Yassa Arsany, Akhavan Arya A, Ayad Solina, Ayad Olivia
Division of Plastic and Reconstructive Surgery, Rutgers New Jersey Medical School, Newark, New Jersey.
Founder and Researcher, Arclivia, a platform for innovation and research in AI integration.
Eplasty. 2025 Jan 23;25:e3. eCollection 2025.
Online before-and-after photos commonly guide patient expectations in body contouring surgeries. However, recent artificial intelligence (AI) advancements allow for lifelike "photos" of hypothetical individuals, which patients can use in their decision-making. The accuracy of AI models, trained on divergent image sets, in showing realistic figures, cosmetic defects, and surgical outcomes is questionable. This study sought to evaluate the quality of these images.
We utilized AI platforms GetIMG, Leonardo, and Perchance to create pre- and post-surgery visuals for abdominoplasty and buttock augmentation. Expert board-certified plastic surgeons and plastic surgery residents assessed the images across 11 criteria, focusing on realism and clinical value. ANOVA and Tukey honestly significant difference post-hoc tests were executed for data analysis.

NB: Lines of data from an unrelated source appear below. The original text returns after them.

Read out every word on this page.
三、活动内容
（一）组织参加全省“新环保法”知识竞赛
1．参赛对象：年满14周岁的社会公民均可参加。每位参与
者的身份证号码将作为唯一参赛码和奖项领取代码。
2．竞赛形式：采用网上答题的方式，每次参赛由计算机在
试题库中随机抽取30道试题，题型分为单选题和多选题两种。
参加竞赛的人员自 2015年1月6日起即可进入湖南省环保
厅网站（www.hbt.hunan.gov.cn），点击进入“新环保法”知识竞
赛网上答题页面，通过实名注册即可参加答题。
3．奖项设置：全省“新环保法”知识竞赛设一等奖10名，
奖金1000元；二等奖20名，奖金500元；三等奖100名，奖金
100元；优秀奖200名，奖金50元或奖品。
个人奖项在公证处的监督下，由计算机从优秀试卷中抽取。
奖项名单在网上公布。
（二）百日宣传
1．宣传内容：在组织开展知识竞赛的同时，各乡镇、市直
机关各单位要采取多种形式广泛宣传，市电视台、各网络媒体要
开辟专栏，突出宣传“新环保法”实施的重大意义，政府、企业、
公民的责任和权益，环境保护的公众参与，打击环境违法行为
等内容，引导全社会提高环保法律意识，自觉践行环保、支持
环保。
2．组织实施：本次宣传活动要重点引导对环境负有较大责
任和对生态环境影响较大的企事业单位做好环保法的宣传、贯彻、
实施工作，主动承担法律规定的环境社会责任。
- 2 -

Realism and clinical value scores among AI models (mean ± standard deviation) were not significantly different, indicating comparable performance (GetIMG 3.83 ± 0.81, Leonardo 3.30 ± 0.69, Perchance 2.68 ± 0.77; > .05). Perchance significantly underperformed in size and volume accuracy ( = .02) and pathological feature recognition ( = .01 and .03). No consistent underperforming metric was identified when evaluated. The phenomenon of the "uncanny valley" was also identified.
Despite some realistic and accurate surgical predictions, most AI-generated images were anatomically unrealistic, demonstrated inaccurate postoperative results, and invoked the "uncanny valley" effect. Given the uniformly poor performance, patients should avoid using these images for surgical decisions due to the potential of unrealistic expectations. Surgeons are advised to use real patient photos for consultations. Future research aims to compare AI images with actual before-and-after photos and include a bigger pool of experts for evaluation.
前后对比照片通常用于引导患者对身体塑形手术的期望。然而,最近人工智能(AI)的进步使得能够生成逼真的虚拟人物“照片”,患者可在决策过程中使用这些照片。在不同图像集上训练的AI模型在展示逼真的体型、美容缺陷和手术效果方面的准确性值得怀疑。本研究旨在评估这些图像的质量。
我们利用AI平台GetIMG、Leonardo和Perchance创建腹部整形术和臀部增大术的术前和术后视觉效果。经委员会认证的整形外科专家和整形外科住院医师根据11项标准对图像进行评估,重点关注逼真度和临床价值。采用方差分析和Tukey事后检验进行数据分析。
AI模型之间的逼真度和临床价值评分(均值±标准差)无显著差异,表明性能相当(GetIMG 3.83±0.81,Leonardo 3.30±0.69,Perchance 2.68±0.77;P>.05)。Perchance在尺寸和体积准确性(P =.02)以及病理特征识别(P =.01和.03)方面表现明显较差。评估时未发现一致的表现不佳指标。还发现了“恐怖谷”现象。
尽管有一些现实且准确的手术预测,但大多数AI生成的图像在解剖学上不现实,术后结果不准确,并引发了“恐怖谷”效应。鉴于表现普遍不佳,由于可能产生不切实际的期望,患者应避免使用这些图像进行手术决策。建议外科医生在咨询时使用真实患者照片。未来的研究旨在将AI图像与实际的前后照片进行比较,并纳入更多专家进行评估。